ARAP HARFLERİ ISLAHI

Ayrıca, Arap harflerinin ıslahı üzerine çalışmalar yürütüldüğünü de biliyoruz. Bu konuda Azerî Türklerinden Ahundzâde-Feth Ali’nin çalışması dikkate değer. Müslüman Türklerce kullanılan yazı sisteminin öğrenme güçlüğüne yol açtığına inandığı için yeni bir yazı sistemi geliştirerek bunu 1863 yılında Osmanlı’ya sunar. Ahundzâde-Feth Ali’nin önerisi kabul edilmez.

Görülüyor ki kısaca özetlediğimiz ve Atatürk’e kadar yüzyıl süren bu çalışmalar bilinmediği için Harf Devriminde ve Dil Devriminde Atatürk’ün acele karar verdiği düşünülüyor. Oysa yukarıda kısaca değindiğimiz gibi, her iki konuda daha önceleri girişimlerde bulunulmuş, uzun yıllar çaba gösterilmiş ama başarılı olunamamıştır.

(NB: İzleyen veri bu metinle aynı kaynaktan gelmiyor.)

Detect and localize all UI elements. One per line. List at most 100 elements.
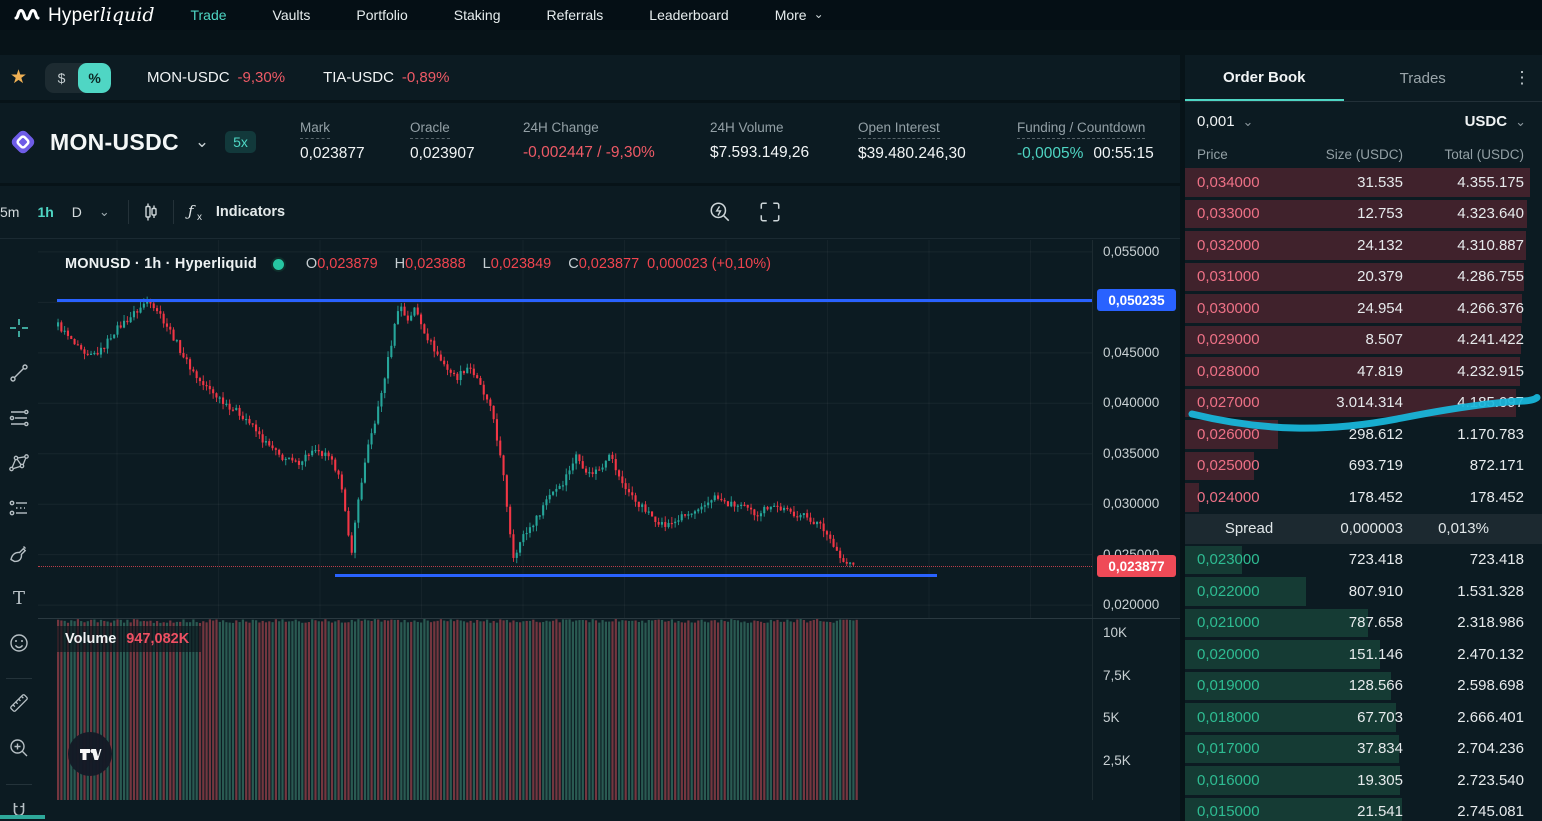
toggle-percent[interactable]: % xyxy=(78,62,112,93)
crosshair-icon[interactable] xyxy=(8,317,30,339)
bid-row[interactable]: 0,015000 21.541 2.745.081 xyxy=(1185,797,1542,821)
order-price: 0,028000 xyxy=(1197,362,1260,380)
tab-order-book[interactable]: Order Book xyxy=(1185,55,1344,101)
interval-chevron-down-icon[interactable]: ⌄ xyxy=(91,204,118,220)
order-size: 21.541 xyxy=(1357,803,1403,821)
price-tick: 0,030000 xyxy=(1103,496,1160,512)
fullscreen-icon[interactable] xyxy=(758,200,782,224)
nav-item-label: Portfolio xyxy=(356,7,408,23)
fx-icon[interactable]: ƒ x xyxy=(184,200,208,224)
ask-row[interactable]: 0,025000 693.719 872.171 xyxy=(1185,451,1542,482)
ticker-pair-change: -9,30% xyxy=(237,69,286,86)
ticker-pair-tia-usdc[interactable]: TIA-USDC -0,89% xyxy=(323,69,449,86)
order-total: 178.452 xyxy=(1469,488,1524,506)
currency-display-toggle[interactable]: $ % xyxy=(45,62,112,93)
nav-item-trade[interactable]: Trade xyxy=(190,7,226,23)
svg-text:T: T xyxy=(13,588,25,609)
interval-d[interactable]: D xyxy=(63,204,91,220)
favorites-star-icon[interactable]: ★ xyxy=(10,66,27,89)
unit-select[interactable]: USDC ⌄ xyxy=(1465,113,1526,130)
ask-row[interactable]: 0,032000 24.132 4.310.887 xyxy=(1185,230,1542,261)
more-options-icon[interactable]: ⋮ xyxy=(1502,55,1542,101)
tick-size-select[interactable]: 0,001 ⌄ xyxy=(1197,113,1253,130)
rail-divider xyxy=(6,784,32,785)
nav-item-portfolio[interactable]: Portfolio xyxy=(356,7,407,23)
order-size: 31.535 xyxy=(1357,173,1403,191)
volume-tick: 7,5K xyxy=(1103,667,1131,683)
market-status-dot-icon xyxy=(270,256,286,272)
forecast-icon[interactable] xyxy=(8,497,30,519)
brush-icon[interactable] xyxy=(8,542,30,564)
bid-row[interactable]: 0,021000 787.658 2.318.986 xyxy=(1185,608,1542,639)
order-price: 0,033000 xyxy=(1197,205,1260,223)
chevron-down-icon: ⌄ xyxy=(194,132,210,151)
svg-text:ƒ: ƒ xyxy=(185,202,196,220)
trendline-icon[interactable] xyxy=(8,362,30,384)
candle-style-icon[interactable] xyxy=(139,200,163,224)
order-total: 4.323.640 xyxy=(1457,205,1524,223)
ask-row[interactable]: 0,029000 8.507 4.241.422 xyxy=(1185,325,1542,356)
stat-funding-countdown: Funding / Countdown -0,0005% 00:55:15 xyxy=(1017,119,1154,163)
volume-axis[interactable]: 10K 7,5K 5K 2,5K xyxy=(1092,619,1180,800)
interval-5m[interactable]: 5m xyxy=(0,204,28,220)
stat-label: Funding / Countdown xyxy=(1017,120,1146,139)
price-axis[interactable]: 0,050235 0,023877 0,055000 0,045000 0,0400… xyxy=(1092,240,1180,618)
order-size: 20.379 xyxy=(1357,268,1403,286)
zoom-in-icon[interactable] xyxy=(8,737,30,759)
mon-token-icon xyxy=(11,130,35,154)
ticker-pair-name: MON-USDC xyxy=(147,69,230,86)
legend-h: H0,023888 xyxy=(394,256,466,272)
bid-row[interactable]: 0,020000 151.146 2.470.132 xyxy=(1185,639,1542,670)
bid-row[interactable]: 0,022000 807.910 1.531.328 xyxy=(1185,576,1542,607)
order-total: 4.355.175 xyxy=(1457,173,1524,191)
ask-row[interactable]: 0,028000 47.819 4.232.915 xyxy=(1185,356,1542,387)
chart-toolbar-right xyxy=(708,200,782,224)
tab-trades[interactable]: Trades xyxy=(1344,55,1503,101)
nav-item-more[interactable]: More ⌄ xyxy=(775,7,824,23)
nav-item-vaults[interactable]: Vaults xyxy=(273,7,311,23)
bid-row[interactable]: 0,023000 723.418 723.418 xyxy=(1185,545,1542,576)
hyperliquid-logo[interactable]: Hyperliquid xyxy=(14,4,154,27)
col-total: Total (USDC) xyxy=(1444,146,1524,162)
order-size: 3.014.314 xyxy=(1336,394,1403,412)
bid-row[interactable]: 0,019000 128.566 2.598.698 xyxy=(1185,671,1542,702)
favorites-ticker-bar: ★ $ % MON-USDC -9,30% TIA-USDC -0,89% xyxy=(0,55,1180,100)
bid-row[interactable]: 0,017000 37.834 2.704.236 xyxy=(1185,734,1542,765)
flash-search-icon[interactable] xyxy=(708,200,732,224)
ask-row[interactable]: 0,024000 178.452 178.452 xyxy=(1185,482,1542,513)
ask-row[interactable]: 0,026000 298.612 1.170.783 xyxy=(1185,419,1542,450)
pair-selector[interactable]: MON-USDC ⌄ 5x xyxy=(8,127,256,157)
leverage-badge[interactable]: 5x xyxy=(225,131,256,153)
ask-row[interactable]: 0,034000 31.535 4.355.175 xyxy=(1185,167,1542,198)
text-icon[interactable]: T xyxy=(8,587,30,609)
toggle-dollar[interactable]: $ xyxy=(45,63,78,93)
xabcd-pattern-icon[interactable] xyxy=(8,452,30,474)
stat-24h-change: 24H Change -0,002447 / -9,30% xyxy=(523,119,655,162)
order-price: 0,034000 xyxy=(1197,173,1260,191)
ask-row[interactable]: 0,030000 24.954 4.266.376 xyxy=(1185,293,1542,324)
ask-row[interactable]: 0,033000 12.753 4.323.640 xyxy=(1185,199,1542,230)
tradingview-logo[interactable] xyxy=(68,732,112,776)
order-price: 0,020000 xyxy=(1197,645,1260,663)
ask-row[interactable]: 0,027000 3.014.314 4.185.097 xyxy=(1185,388,1542,419)
nav-item-referrals[interactable]: Referrals xyxy=(546,7,603,23)
nav-item-leaderboard[interactable]: Leaderboard xyxy=(649,7,728,23)
ask-row[interactable]: 0,031000 20.379 4.286.755 xyxy=(1185,262,1542,293)
order-total: 4.266.376 xyxy=(1457,299,1524,317)
interval-1h[interactable]: 1h xyxy=(28,204,62,220)
stat-value-part: 0,023907 xyxy=(410,145,475,162)
support-line[interactable] xyxy=(335,574,937,578)
price-pane[interactable]: MONUSD · 1h · Hyperliquid O0,023879 H0,02… xyxy=(38,240,1092,618)
resistance-line[interactable] xyxy=(57,298,1092,302)
indicators-button[interactable]: Indicators xyxy=(216,204,285,220)
fib-lines-icon[interactable] xyxy=(8,407,30,429)
price-tick: 0,040000 xyxy=(1103,395,1160,411)
ruler-icon[interactable] xyxy=(8,692,30,714)
bid-row[interactable]: 0,018000 67.703 2.666.401 xyxy=(1185,702,1542,733)
spread-label: Spread xyxy=(1224,520,1274,537)
emoji-icon[interactable] xyxy=(8,632,30,654)
order-total: 4.310.887 xyxy=(1457,236,1524,254)
bid-row[interactable]: 0,016000 19.305 2.723.540 xyxy=(1185,765,1542,796)
nav-item-staking[interactable]: Staking xyxy=(454,7,501,23)
ticker-pair-mon-usdc[interactable]: MON-USDC -9,30% xyxy=(147,69,285,86)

Her iki devrim de gerekli ve öncelikliydi. Bu devrimlerle kültürümüzün öldürüldüğünden söz ediliyor. Osmanlı döneminde kültürümüz zaten öldürülmüştü. Biz kimliğimizi, kültürümüzü Atatürk dönemiyle daha iyi anlamaya, tanımaya başladık.

Bugün de Türkçe, özellikle İngilizcenin tehdidi altındadır. Bu durumun ivedilikle gözden geçirilmesi, Türkçenin dış etkilere karşı korunması şarttır. Çünkü, artık deyimlerimizi, tamlama kurallarımızı, Türkçe eylem çekimini bile unutmak üzereyiz.

Dili olmayanın ne vatanı olur ne kimliği! Şu söz kulağımıza küpe olsun: "Ordusunu kaybeden millet tehlikededir, istiklalini kaybeden millet felakete düşmüştür. Dilini kaybeden millet ise yok olmuş demektir."